SARB expected to lower rates one more time.
This afternoon will see the conclusion of the South African Reserve Bank’s (SARB) Monetary Policy Committee (MPC) meeting, and with it the verdict on whether local lending rates will change.
Consensus estimates suggest that there will be no change to lending rates at the meeting, although the SARB could present a more dovish tone, alluding to a 25-basis point (0.25%) rate cut before year end. Last night’s rate cut in the US and recent dovish actions from other major central banks (such as the ECB), do provide more headroom for the SARB to lower rates later this year.
While inflation has surprised to the downside (since the last MPC meeting), the Reserve Bank will be weary of the recent move in oil (South Africa’s largest import) as well as the rand’s susceptibility to current geo-political and trade war uncertainty. Adding South Africa’s growing twin deficits (budget and current account) to the mix perhaps add further weight to the expectation of ‘no change’ at today’s meeting.
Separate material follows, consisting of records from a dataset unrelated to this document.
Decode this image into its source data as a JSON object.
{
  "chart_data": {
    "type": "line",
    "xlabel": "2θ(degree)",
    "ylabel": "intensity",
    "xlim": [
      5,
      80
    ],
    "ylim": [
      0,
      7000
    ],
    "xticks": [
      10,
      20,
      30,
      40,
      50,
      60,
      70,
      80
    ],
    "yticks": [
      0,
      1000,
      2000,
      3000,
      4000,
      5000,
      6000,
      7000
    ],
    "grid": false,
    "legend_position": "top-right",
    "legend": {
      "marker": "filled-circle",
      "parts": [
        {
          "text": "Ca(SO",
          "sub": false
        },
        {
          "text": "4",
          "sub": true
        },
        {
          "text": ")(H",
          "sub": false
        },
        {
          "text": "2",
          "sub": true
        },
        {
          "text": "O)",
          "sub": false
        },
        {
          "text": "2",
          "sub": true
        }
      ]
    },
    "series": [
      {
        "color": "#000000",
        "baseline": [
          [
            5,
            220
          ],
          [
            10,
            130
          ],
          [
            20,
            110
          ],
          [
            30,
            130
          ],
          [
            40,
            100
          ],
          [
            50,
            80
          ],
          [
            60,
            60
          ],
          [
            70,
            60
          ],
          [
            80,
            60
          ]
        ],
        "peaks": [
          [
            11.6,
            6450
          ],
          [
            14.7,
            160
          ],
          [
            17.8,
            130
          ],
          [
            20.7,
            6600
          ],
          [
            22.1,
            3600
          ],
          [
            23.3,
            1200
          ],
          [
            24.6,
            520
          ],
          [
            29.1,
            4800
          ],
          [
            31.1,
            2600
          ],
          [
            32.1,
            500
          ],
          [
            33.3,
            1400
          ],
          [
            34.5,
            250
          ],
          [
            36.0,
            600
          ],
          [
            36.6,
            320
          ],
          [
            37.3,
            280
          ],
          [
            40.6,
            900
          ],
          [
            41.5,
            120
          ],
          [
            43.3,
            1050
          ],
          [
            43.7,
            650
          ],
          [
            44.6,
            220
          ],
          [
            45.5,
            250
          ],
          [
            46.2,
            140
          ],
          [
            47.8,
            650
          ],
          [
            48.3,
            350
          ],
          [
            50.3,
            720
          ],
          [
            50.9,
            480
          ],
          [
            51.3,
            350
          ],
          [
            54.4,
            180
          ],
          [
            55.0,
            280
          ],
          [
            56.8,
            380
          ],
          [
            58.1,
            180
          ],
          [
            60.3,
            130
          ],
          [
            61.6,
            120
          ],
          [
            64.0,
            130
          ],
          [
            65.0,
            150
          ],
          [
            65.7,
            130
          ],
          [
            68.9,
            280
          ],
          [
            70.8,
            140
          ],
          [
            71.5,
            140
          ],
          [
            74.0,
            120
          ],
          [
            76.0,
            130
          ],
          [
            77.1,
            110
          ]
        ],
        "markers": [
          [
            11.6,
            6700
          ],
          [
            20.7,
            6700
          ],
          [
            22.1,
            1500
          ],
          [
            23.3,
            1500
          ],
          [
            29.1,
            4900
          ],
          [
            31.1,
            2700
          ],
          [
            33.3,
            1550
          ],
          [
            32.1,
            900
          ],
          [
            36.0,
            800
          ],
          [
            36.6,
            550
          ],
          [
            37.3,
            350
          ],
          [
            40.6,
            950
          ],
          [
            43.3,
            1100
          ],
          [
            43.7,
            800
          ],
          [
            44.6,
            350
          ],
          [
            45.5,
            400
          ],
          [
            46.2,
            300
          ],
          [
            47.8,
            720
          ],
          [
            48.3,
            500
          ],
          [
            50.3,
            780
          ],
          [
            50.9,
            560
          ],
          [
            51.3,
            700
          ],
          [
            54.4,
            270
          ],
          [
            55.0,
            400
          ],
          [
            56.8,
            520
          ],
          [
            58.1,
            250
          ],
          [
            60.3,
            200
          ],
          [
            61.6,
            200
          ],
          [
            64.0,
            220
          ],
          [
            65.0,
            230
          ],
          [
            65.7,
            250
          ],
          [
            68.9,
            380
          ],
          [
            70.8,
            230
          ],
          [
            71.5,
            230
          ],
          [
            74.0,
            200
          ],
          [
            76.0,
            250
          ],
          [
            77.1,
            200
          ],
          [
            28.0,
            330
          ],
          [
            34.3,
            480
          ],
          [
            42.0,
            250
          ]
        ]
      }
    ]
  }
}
The South Africa Financial Index (FINI)
The FINI index has undergone a sharp trend reversal as suggested by the double bottom (blue ‘W’) chart pattern highlighted in our previous note on the index (see here). The rally which has ensued see’s the index now trading in overbought territory. The overbought signal finds agreeance with the bearish candle stick reversal pattern (bearish harami) circled blue.
The price reversal and overbought signal suggest that we could see a short term retracement in the index price. The trend is however considered up for the FINI. In turn we would look for a long entry into a pullback towards the 15720 level, rather than shorting the market against the prevailing uptrend.